The back has improved but remains a question mark heading into the Games.

"I don’t think, or at least I’m kind of hoping, the back won’t be a problem," Hayden said. "If it holds out I guarantee I am going to be swimming really fast.

"I’m going into these Games hungry for some medals. I’m not going to let a silly back keep me down."

If the back does flair up again, and Hayden has to scrub an event, he would skip the 100 metres to concentrate on the relays.

Trying to keep his back healthy has slowed Hayden in the pool. His fastest time this year doesn’t put him in the top 25 this year.

"My coach just keeps reassuring me that I have been training much harder than I ever trained my whole life," he said. "One of the things I like doing before a competition is not worrying about what everybody else in the world is doing.

"At the Games, nobody cares what you were swimming a month ago or six month ago. Everything matters on the day."

Coach Tom Johnson said swimming can be like a poker game, and Hayden hasn’t shown his cards yet.

"We’ve just had to be a lot more selective in the types of sets we have done," said Johnson. "He’s done some good work.

"The whole world is swimming pretty fast. He still has those cards close to his chest in terms of what he is really, fully prepared to do."

Johnson has seen a transformation from the wide-eyed teenager who went to his first Olympics in Athens to the poised, confident swimmer getting ready for Beijing.

"He is a lot more disciplined around the details that are involved in the training process," said Johnson. "I think he understands the end-game a way more. He’s been through trial by fire."

Hayden’s first Olympics started with a wonky alarm clock and ended with him being pummelled by police. In between he was part of a Canadian swim team savaged by critics.

"I had one of the more colourful experiences for someone who didn’t get a medal," he chuckled.

On the night before Hayden’s first race, the power converter for his electric alarm clock got switched to high. That resulted in the clock running fast, meaning it went off at 3 a.m. instead of 7 a.m.
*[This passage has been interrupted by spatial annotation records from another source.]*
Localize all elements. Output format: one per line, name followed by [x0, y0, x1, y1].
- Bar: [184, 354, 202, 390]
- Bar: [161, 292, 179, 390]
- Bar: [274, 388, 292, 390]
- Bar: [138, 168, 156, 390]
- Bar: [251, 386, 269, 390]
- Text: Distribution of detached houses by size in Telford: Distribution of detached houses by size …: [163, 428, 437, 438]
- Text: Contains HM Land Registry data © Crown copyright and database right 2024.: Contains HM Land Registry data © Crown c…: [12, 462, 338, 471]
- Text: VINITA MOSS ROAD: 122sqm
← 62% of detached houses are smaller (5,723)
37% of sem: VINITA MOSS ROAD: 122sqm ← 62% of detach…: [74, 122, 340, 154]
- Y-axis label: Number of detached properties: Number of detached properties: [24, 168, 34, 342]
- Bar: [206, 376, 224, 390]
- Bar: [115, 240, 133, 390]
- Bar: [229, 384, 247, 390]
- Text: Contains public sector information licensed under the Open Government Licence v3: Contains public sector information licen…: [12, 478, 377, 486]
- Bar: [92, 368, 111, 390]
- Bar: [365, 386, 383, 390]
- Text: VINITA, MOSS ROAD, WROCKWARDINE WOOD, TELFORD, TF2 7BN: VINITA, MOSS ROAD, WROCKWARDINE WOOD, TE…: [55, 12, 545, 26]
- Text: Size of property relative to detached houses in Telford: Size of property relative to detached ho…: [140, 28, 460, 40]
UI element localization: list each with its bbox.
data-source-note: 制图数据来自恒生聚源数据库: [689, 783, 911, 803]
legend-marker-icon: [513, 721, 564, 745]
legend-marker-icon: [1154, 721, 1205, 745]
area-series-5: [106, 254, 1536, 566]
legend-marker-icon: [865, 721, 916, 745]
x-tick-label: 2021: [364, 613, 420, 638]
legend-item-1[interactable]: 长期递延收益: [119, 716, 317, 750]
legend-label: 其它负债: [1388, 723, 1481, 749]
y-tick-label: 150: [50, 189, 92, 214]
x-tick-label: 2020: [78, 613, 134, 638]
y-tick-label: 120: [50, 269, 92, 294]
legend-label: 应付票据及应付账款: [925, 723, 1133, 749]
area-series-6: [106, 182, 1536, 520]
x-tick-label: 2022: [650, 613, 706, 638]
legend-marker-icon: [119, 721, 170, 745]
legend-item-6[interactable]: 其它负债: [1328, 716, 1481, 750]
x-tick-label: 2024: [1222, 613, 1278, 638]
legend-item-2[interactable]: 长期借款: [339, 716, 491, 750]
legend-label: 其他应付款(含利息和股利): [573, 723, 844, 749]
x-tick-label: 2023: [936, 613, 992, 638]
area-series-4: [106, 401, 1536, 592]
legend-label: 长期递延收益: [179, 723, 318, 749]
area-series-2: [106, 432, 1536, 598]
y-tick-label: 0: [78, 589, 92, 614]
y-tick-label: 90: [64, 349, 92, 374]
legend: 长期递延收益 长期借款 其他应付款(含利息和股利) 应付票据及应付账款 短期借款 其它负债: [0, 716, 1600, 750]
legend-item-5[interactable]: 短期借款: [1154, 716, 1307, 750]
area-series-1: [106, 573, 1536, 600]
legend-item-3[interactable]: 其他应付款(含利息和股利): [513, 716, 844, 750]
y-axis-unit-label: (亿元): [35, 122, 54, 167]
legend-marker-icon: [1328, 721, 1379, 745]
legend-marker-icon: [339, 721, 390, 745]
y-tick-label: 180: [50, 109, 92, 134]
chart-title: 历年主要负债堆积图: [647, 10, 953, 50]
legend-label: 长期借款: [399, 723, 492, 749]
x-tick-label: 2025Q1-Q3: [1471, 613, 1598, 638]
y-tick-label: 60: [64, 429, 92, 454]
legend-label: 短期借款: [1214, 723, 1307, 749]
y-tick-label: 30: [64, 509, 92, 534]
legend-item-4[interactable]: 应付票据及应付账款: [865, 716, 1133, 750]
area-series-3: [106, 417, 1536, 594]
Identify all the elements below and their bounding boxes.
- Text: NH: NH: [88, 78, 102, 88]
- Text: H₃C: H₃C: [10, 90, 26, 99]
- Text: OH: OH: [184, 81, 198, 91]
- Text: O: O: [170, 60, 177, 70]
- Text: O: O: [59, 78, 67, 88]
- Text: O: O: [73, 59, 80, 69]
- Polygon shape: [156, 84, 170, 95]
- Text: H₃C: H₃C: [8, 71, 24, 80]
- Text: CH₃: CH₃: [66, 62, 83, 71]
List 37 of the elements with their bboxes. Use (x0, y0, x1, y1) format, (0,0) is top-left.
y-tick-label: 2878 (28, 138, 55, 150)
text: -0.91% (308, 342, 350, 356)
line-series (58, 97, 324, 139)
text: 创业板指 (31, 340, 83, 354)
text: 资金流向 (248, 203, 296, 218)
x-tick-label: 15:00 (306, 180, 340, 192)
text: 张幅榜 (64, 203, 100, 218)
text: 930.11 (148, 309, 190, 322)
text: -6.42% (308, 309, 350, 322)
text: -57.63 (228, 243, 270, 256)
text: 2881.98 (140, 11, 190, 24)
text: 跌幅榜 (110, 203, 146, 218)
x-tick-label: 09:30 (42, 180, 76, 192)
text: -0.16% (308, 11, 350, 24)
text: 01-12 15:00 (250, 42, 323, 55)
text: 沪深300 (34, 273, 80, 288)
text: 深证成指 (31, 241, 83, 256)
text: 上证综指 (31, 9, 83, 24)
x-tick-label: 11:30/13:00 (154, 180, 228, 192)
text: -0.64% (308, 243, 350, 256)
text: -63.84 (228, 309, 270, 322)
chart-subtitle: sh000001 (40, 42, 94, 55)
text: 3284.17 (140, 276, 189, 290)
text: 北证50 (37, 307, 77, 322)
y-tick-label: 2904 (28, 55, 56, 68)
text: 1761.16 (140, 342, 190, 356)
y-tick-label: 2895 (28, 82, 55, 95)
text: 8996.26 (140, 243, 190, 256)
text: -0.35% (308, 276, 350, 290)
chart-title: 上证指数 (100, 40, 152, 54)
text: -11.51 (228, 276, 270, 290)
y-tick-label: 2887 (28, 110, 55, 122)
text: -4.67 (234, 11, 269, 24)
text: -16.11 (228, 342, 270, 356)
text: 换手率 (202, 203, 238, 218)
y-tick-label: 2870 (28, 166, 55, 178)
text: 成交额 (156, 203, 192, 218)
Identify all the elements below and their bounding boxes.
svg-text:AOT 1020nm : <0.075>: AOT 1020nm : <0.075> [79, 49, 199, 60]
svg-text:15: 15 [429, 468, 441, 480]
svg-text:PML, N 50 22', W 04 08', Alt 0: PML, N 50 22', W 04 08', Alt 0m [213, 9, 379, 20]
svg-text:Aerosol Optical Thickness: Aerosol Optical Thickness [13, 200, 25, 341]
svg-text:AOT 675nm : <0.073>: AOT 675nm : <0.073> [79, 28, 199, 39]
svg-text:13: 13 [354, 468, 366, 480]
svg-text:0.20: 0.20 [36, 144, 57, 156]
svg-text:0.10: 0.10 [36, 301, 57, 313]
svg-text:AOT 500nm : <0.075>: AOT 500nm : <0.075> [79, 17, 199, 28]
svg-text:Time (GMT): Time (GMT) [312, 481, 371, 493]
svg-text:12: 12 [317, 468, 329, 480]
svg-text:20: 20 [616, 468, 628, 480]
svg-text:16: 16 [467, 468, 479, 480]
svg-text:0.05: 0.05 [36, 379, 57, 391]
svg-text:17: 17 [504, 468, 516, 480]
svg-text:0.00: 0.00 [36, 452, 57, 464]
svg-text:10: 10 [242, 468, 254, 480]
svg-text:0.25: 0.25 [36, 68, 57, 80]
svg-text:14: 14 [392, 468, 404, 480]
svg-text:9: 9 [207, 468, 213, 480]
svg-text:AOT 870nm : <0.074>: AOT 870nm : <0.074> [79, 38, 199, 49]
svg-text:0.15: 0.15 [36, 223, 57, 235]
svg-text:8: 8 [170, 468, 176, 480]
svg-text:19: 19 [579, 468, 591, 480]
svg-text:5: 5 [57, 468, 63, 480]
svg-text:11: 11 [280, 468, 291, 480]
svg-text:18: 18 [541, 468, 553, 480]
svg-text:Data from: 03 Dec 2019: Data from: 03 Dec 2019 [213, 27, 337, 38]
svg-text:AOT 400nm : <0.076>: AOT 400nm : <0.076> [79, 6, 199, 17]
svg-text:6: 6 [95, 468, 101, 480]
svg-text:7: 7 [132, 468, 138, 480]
Nervous and anxious, and totally unaware of the mistake, Hayden scrambled out of bed.

"I got up, got ready and walked across the street and waited for the bus," he said.

It wasn’t until he found the Olympic village cafeteria empty that Hayden guessed something was wrong. He phoned a team official who told him to go back to bed.

By then, any chance of sleep was impossible.

"My mind was racing," he said. "I paid for it."

Near the end of the Games, with the swim meet over, Hayden and a group of athletes were in downtown Athens "in a part of town where we shouldn’t have been" and got caught up in a riot.

Hayden says baton swinging police waded into the crowd and he was thrown to the ground, clubbed and beaten.

He was left with cuts and severe bruises. The police later denied the incident ever happened.

The physical injuries healed but the mental scars took their toll. Hayden said he had some "mental breakdowns" in practice and went to a psychologist to get over the incident.

"I learned to put it behind me and kind of built off it," he said.

.The first signs of Hayden’s emergence were at the 2005 world swim championships in Montreal where he helped the relay teams win a pair of silver medals. He won the 100 metres and was third in the 50 metres in the 2006 Pan Pacific Swim Championships in Victoria, then won gold at the world championships.

Hayden will carry a lot of expectations on his sore back into Beijing.

The swim team desperately wants to win a medal to prove the program is heading in the right direction. The Canadian public wants its athletes to come home from the Games carrying hardware.

Hayden might have folded under that pressure four years go. Now it’s just part of the game.

"I’m not feeling too much pressure right now," he said. "I just want to show up and do my job.

"I am a lot more confident than I was four years ago. That is something you can only get with years of success which I’ve had since then. Also I’ve matured. I think that is something that is going to happen naturally."